CS 269205 B1 chromogen solution according to the invention is stable for at least one year. The complete solution of chromogen with urease is stable in the dark and cold at temperatures of +10 °C for at least fourteen days.

The stabilized chromogen solution according to the invention contains a specific combination of protective substances, which in themselves interfere with the enzymatic determination of urea by urease in conjunction with the Berthelot reaction, stabilize the chromogen with their einergic effect and also support good stability of the combined chromogen solution with urease.

The use of a stabilized chromogen solution for the determination of urea is illustrated by the following example. In a stabilized chromogen solution, an amount of urease is dissolved that corresponds to its catalytic concentration of 15 to 12 kU/l, together with sodium nitroprusside at a concentration of 1 to 10 mmol/l. 1.5 ml of the complete solution is added to a urea sample of 0.01 to 0.02 ml and incubated for 10 minutes at 20 °C, 0.5 ml of alkaline hypochlorite solution is added and after another 10 minutes the absorbance is measured in the absorption band of 600 to 700 nm.

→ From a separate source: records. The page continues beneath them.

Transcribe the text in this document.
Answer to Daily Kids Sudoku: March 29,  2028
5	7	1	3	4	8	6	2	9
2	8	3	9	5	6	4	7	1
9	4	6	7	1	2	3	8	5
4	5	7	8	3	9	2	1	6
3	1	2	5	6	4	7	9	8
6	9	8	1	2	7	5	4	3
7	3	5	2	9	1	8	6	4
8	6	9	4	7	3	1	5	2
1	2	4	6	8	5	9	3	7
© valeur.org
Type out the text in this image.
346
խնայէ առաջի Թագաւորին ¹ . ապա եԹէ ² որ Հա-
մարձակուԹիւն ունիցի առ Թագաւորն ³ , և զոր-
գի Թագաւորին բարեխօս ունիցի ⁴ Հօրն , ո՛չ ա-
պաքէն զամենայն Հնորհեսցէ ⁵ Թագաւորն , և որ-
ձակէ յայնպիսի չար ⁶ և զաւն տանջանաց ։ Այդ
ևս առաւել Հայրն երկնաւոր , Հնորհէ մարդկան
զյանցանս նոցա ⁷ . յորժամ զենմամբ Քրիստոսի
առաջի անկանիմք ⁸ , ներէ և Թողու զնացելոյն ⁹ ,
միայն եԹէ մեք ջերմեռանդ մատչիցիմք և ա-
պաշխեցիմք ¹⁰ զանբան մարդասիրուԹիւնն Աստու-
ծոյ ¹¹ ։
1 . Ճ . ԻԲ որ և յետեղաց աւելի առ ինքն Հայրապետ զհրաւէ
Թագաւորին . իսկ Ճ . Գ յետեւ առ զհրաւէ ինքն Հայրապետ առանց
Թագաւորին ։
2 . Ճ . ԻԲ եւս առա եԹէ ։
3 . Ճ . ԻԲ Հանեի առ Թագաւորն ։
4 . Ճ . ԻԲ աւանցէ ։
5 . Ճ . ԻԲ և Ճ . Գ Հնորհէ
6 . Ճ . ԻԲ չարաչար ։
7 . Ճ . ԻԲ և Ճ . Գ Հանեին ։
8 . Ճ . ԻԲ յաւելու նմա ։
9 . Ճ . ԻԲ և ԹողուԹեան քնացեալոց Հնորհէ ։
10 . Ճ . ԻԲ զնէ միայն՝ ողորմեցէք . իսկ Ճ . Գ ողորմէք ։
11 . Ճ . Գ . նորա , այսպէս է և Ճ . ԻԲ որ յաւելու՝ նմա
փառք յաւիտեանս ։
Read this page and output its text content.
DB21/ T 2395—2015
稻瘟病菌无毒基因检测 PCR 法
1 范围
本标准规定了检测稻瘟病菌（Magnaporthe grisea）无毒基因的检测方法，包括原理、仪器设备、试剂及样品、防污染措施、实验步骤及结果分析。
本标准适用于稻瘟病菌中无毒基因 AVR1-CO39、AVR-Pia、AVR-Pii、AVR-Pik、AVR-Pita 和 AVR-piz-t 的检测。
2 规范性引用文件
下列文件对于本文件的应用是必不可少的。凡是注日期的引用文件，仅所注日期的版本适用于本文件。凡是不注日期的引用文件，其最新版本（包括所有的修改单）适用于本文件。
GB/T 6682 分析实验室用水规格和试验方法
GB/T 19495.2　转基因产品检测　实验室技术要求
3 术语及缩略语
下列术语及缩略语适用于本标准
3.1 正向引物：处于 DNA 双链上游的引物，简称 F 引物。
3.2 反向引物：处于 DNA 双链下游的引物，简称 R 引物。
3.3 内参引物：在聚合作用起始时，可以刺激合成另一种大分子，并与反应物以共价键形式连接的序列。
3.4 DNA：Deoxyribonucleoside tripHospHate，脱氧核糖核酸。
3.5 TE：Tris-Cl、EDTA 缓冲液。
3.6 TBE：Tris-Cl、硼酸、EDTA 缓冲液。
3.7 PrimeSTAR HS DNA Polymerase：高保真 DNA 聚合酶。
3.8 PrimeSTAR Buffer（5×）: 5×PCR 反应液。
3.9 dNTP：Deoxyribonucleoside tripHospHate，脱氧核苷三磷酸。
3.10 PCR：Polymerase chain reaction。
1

With the chromogen solution according to the invention, the analysis procedure can be miniaturized and the resulting reaction volume of the mixture can be reduced by up to five times.

Example 1

A phosphate buffer solution of pH 7.0 containing 3-methyl-6-isopropylphenol at a concentration of 2 mmol/l dissolved in ethanol 0.3 mol/l disodium salt of ethylenediaminetetraacetic acid in an amount of 1 mmol/l and 100 μmol/l ascorbic acid is prepared.

Example 2,

A citrate buffer solution of pH 5.0 containing 3-methyl-6-isopropylphenol at a concentration of 5 mmol/l dissolved in 0.1 mol/l methanol, sodium azide at an amount of 0.05 mmol/l and 10 µmol/l thiobarbituric acid is prepared.

Example 3

A barbiturate buffer solution of pH 8.0 is prepared containing 3-methyl-6-isopropylphenol at a concentration of 1 mmol/l dissolved in 2 mol/l propanol, 5 mmol/l ethylenediaminetetraacetic acid and 500 µmol/l sodium sulfite.

Claims (1)

Stabilized chromogen solution for enzymatic determination of urea by the Berthelot reaction, characterized in that it consists of an aqueous solution of 3-methyl-6-isopropylphenol with a concentration of 1 to 5 mmol/l, a complexing agent capable of masking heavy metals, for example ethylenediaminetetraacetic acid or sodium azide with a concentration of 0.05 to 5 mmol/l, a trace amount of a reducing agent, preferably ascorbic acid, sulfite or thiobarbituric acid with a concentration of 10 to 500 µmol/l and an aliphatic alcohol with a concentration of 0.1 to 2 mol/l with a total number of 1 to 3 carbon atoms and a buffer with a pH of 5 to 9 compatible with the urease enzyme and the Berthelot reaction, preferably a barbiturate, phosphate or alkali metal citrate.